Hope Falls photographer Judy Olson, the featured artist at this year’s Fulton County Art Show, will present 42 works reflecting her interest in nature and creative efforts in abstract photography.
An invitation-only reception for Olson will be held tonight at the First Congregational Church on East Fulton Street.
The show, which also presents up to five entries from dozens of other artists as well as top local high school artists competing in a juried division for nearly $2,000 in scholarship awards, opens Sunday and closes May 8.
Longtime show chairwoman Anne Lee Clough and event spokesperson Ellen Wood issued a joint statement Friday, asserting Olson’s work is not only “different from what people might think of photography … her work opens your eyes and asks you to look differently at photography.”
The two show officials said Olson’s work creates “a very attractive exhibit.”
Olson grew up in Torrington, Conn., and has lived in Northville for more than 30 years.
An exhibitor at the county art show since 2004, she once took classes from veteran Gloversville and World War II photographer Frank Ambrose.
She said in a biography provided to show officials that her work at Quad Graphics in Saratoga Springs exposed her daily to high-quality photography.
Olson has exhibited at the Adirondack Center for the Arts in Blue Mountain Lake, at the Frenchy Loeb Art Gallery in Saratoga Springs and in a long list of juried shows.
In her biography, Olson describes herself as “a hermit, a pirate, an artist, a hippie-beatnik, a wife and a mother.”
She discusses her interest in nature photography and overlays, which she said “come from the desire to push back the boundaries of conventional photography, to add something, to bring something else to the work without being untruthful.”

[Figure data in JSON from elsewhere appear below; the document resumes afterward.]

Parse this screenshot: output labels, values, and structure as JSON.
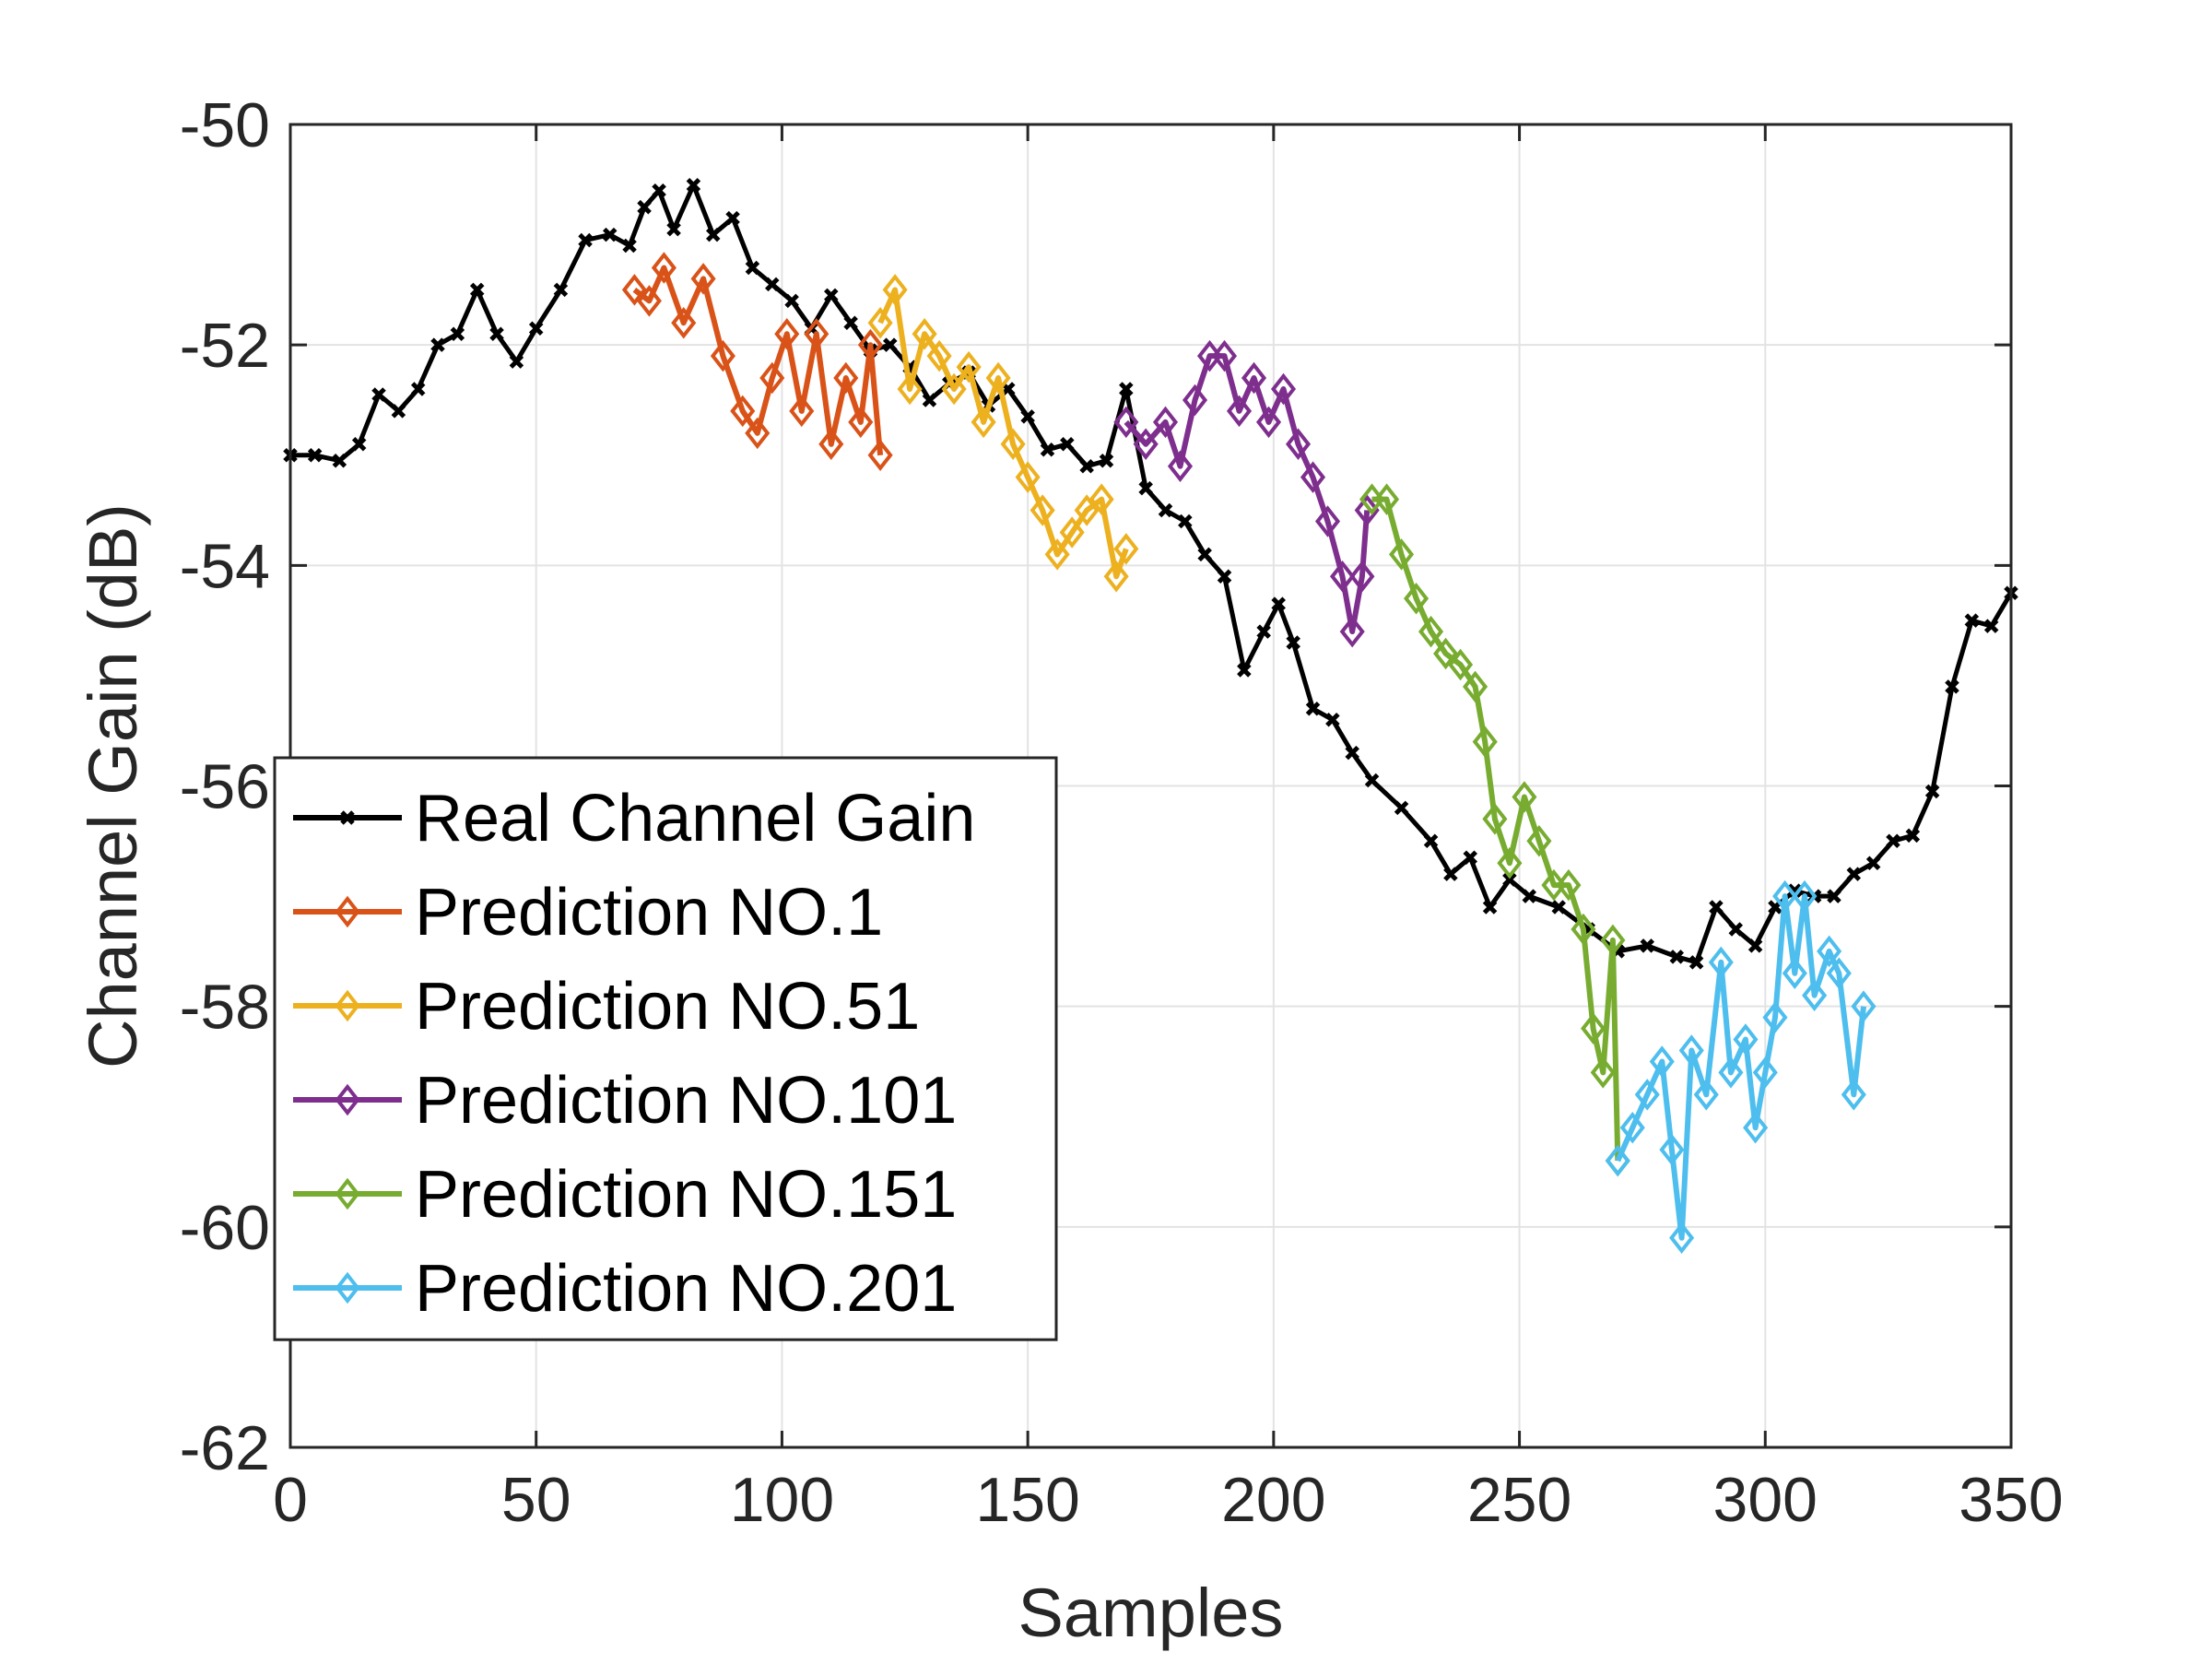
{
  "chart_data": {
    "type": "line",
    "title": "",
    "xlabel": "Samples",
    "ylabel": "Channel Gain (dB)",
    "xlim": [
      0,
      350
    ],
    "ylim": [
      -62,
      -50
    ],
    "xticks": [
      0,
      50,
      100,
      150,
      200,
      250,
      300,
      350
    ],
    "yticks": [
      -62,
      -60,
      -58,
      -56,
      -54,
      -52,
      -50
    ],
    "grid": true,
    "legend_position": "bottom-left",
    "series": [
      {
        "name": "Real Channel Gain",
        "color": "#000000",
        "marker": "x",
        "points": [
          [
            0,
            -53.0
          ],
          [
            5,
            -53.0
          ],
          [
            10,
            -53.05
          ],
          [
            14,
            -52.9
          ],
          [
            18,
            -52.45
          ],
          [
            22,
            -52.6
          ],
          [
            26,
            -52.4
          ],
          [
            30,
            -52.0
          ],
          [
            34,
            -51.9
          ],
          [
            38,
            -51.5
          ],
          [
            42,
            -51.9
          ],
          [
            46,
            -52.15
          ],
          [
            50,
            -51.85
          ],
          [
            55,
            -51.5
          ],
          [
            60,
            -51.05
          ],
          [
            65,
            -51.0
          ],
          [
            69,
            -51.1
          ],
          [
            72,
            -50.75
          ],
          [
            75,
            -50.6
          ],
          [
            78,
            -50.95
          ],
          [
            82,
            -50.55
          ],
          [
            86,
            -51.0
          ],
          [
            90,
            -50.85
          ],
          [
            94,
            -51.3
          ],
          [
            98,
            -51.45
          ],
          [
            102,
            -51.6
          ],
          [
            106,
            -51.85
          ],
          [
            110,
            -51.55
          ],
          [
            114,
            -51.8
          ],
          [
            118,
            -52.05
          ],
          [
            122,
            -52.0
          ],
          [
            126,
            -52.2
          ],
          [
            130,
            -52.5
          ],
          [
            134,
            -52.35
          ],
          [
            138,
            -52.25
          ],
          [
            142,
            -52.55
          ],
          [
            146,
            -52.4
          ],
          [
            150,
            -52.65
          ],
          [
            154,
            -52.95
          ],
          [
            158,
            -52.9
          ],
          [
            162,
            -53.1
          ],
          [
            166,
            -53.05
          ],
          [
            170,
            -52.4
          ],
          [
            174,
            -53.3
          ],
          [
            178,
            -53.5
          ],
          [
            182,
            -53.6
          ],
          [
            186,
            -53.9
          ],
          [
            190,
            -54.1
          ],
          [
            194,
            -54.95
          ],
          [
            198,
            -54.6
          ],
          [
            201,
            -54.35
          ],
          [
            204,
            -54.7
          ],
          [
            208,
            -55.3
          ],
          [
            212,
            -55.4
          ],
          [
            216,
            -55.7
          ],
          [
            220,
            -55.95
          ],
          [
            226,
            -56.2
          ],
          [
            232,
            -56.5
          ],
          [
            236,
            -56.8
          ],
          [
            240,
            -56.65
          ],
          [
            244,
            -57.1
          ],
          [
            248,
            -56.85
          ],
          [
            252,
            -57.0
          ],
          [
            258,
            -57.1
          ],
          [
            264,
            -57.3
          ],
          [
            270,
            -57.5
          ],
          [
            276,
            -57.45
          ],
          [
            282,
            -57.55
          ],
          [
            286,
            -57.6
          ],
          [
            290,
            -57.1
          ],
          [
            294,
            -57.3
          ],
          [
            298,
            -57.45
          ],
          [
            302,
            -57.1
          ],
          [
            306,
            -56.95
          ],
          [
            310,
            -57.0
          ],
          [
            314,
            -57.0
          ],
          [
            318,
            -56.8
          ],
          [
            322,
            -56.7
          ],
          [
            326,
            -56.5
          ],
          [
            330,
            -56.45
          ],
          [
            334,
            -56.05
          ],
          [
            338,
            -55.1
          ],
          [
            342,
            -54.5
          ],
          [
            346,
            -54.55
          ],
          [
            350,
            -54.25
          ]
        ]
      },
      {
        "name": "Prediction NO.1",
        "color": "#d95319",
        "marker": "diamond",
        "points": [
          [
            70,
            -51.5
          ],
          [
            73,
            -51.6
          ],
          [
            76,
            -51.3
          ],
          [
            80,
            -51.8
          ],
          [
            84,
            -51.4
          ],
          [
            88,
            -52.1
          ],
          [
            92,
            -52.6
          ],
          [
            95,
            -52.8
          ],
          [
            98,
            -52.3
          ],
          [
            101,
            -51.9
          ],
          [
            104,
            -52.6
          ],
          [
            107,
            -51.9
          ],
          [
            110,
            -52.9
          ],
          [
            113,
            -52.3
          ],
          [
            116,
            -52.7
          ],
          [
            118,
            -52.0
          ],
          [
            120,
            -53.0
          ]
        ]
      },
      {
        "name": "Prediction NO.51",
        "color": "#edb120",
        "marker": "diamond",
        "points": [
          [
            120,
            -51.8
          ],
          [
            123,
            -51.5
          ],
          [
            126,
            -52.4
          ],
          [
            129,
            -51.9
          ],
          [
            132,
            -52.1
          ],
          [
            135,
            -52.4
          ],
          [
            138,
            -52.2
          ],
          [
            141,
            -52.7
          ],
          [
            144,
            -52.3
          ],
          [
            147,
            -52.9
          ],
          [
            150,
            -53.2
          ],
          [
            153,
            -53.5
          ],
          [
            156,
            -53.9
          ],
          [
            159,
            -53.7
          ],
          [
            162,
            -53.5
          ],
          [
            165,
            -53.4
          ],
          [
            168,
            -54.1
          ],
          [
            170,
            -53.85
          ]
        ]
      },
      {
        "name": "Prediction NO.101",
        "color": "#7e2f8e",
        "marker": "diamond",
        "points": [
          [
            170,
            -52.7
          ],
          [
            174,
            -52.9
          ],
          [
            178,
            -52.7
          ],
          [
            181,
            -53.1
          ],
          [
            184,
            -52.5
          ],
          [
            187,
            -52.1
          ],
          [
            190,
            -52.1
          ],
          [
            193,
            -52.6
          ],
          [
            196,
            -52.3
          ],
          [
            199,
            -52.7
          ],
          [
            202,
            -52.4
          ],
          [
            205,
            -52.9
          ],
          [
            208,
            -53.2
          ],
          [
            211,
            -53.6
          ],
          [
            214,
            -54.1
          ],
          [
            216,
            -54.6
          ],
          [
            218,
            -54.1
          ],
          [
            219,
            -53.5
          ]
        ]
      },
      {
        "name": "Prediction NO.151",
        "color": "#77ac30",
        "marker": "diamond",
        "points": [
          [
            220,
            -53.4
          ],
          [
            223,
            -53.4
          ],
          [
            226,
            -53.9
          ],
          [
            229,
            -54.3
          ],
          [
            232,
            -54.6
          ],
          [
            235,
            -54.8
          ],
          [
            238,
            -54.9
          ],
          [
            241,
            -55.1
          ],
          [
            243,
            -55.6
          ],
          [
            245,
            -56.3
          ],
          [
            248,
            -56.7
          ],
          [
            251,
            -56.1
          ],
          [
            254,
            -56.5
          ],
          [
            257,
            -56.9
          ],
          [
            260,
            -56.9
          ],
          [
            263,
            -57.3
          ],
          [
            265,
            -58.2
          ],
          [
            267,
            -58.6
          ],
          [
            269,
            -57.4
          ],
          [
            270,
            -59.4
          ]
        ]
      },
      {
        "name": "Prediction NO.201",
        "color": "#4dbeee",
        "marker": "diamond",
        "points": [
          [
            270,
            -59.4
          ],
          [
            273,
            -59.1
          ],
          [
            276,
            -58.8
          ],
          [
            279,
            -58.5
          ],
          [
            281,
            -59.3
          ],
          [
            283,
            -60.1
          ],
          [
            285,
            -58.4
          ],
          [
            288,
            -58.8
          ],
          [
            291,
            -57.6
          ],
          [
            293,
            -58.6
          ],
          [
            296,
            -58.3
          ],
          [
            298,
            -59.1
          ],
          [
            300,
            -58.6
          ],
          [
            302,
            -58.1
          ],
          [
            304,
            -57.0
          ],
          [
            306,
            -57.7
          ],
          [
            308,
            -57.0
          ],
          [
            310,
            -57.9
          ],
          [
            313,
            -57.5
          ],
          [
            315,
            -57.7
          ],
          [
            318,
            -58.8
          ],
          [
            320,
            -58.0
          ]
        ]
      }
    ]
  }
}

In an e-mail sent Friday to the Daily Gazette, Olson elaborated on her work and approach.
“I think that being outdoors in the natural world is very healing to the spirit (and perhaps to the body as well) … My nature photographs are my way of sharing with others the calmness and clarity that I find when I am out with the trees and the water.”
With so many people trapped inside so much of the time, Olsen said, “photographs of nature displayed in our homes can bring a sense of refreshment and renewal and in these hard times we all need our spirits lifted.”
The overlays, she said, consist of two of her photographs “layered together with varying opacities so that more or less is revealed of the underlying image.”
Overlays provide the avenue to “work with the photos the way a painter will work with the paint,” Olsen said.
“Sometimes I get an idea for an overlay before I take the photos, at other times I will be looking at photos and overlays will suggest themselves.”
She will also exhibit kaleidographs, in which a photograph “is cut, copied and reassembled … the image becomes something that is not easily identified and the viewer must really look,” she said. “When we can do that, we see a lot more.”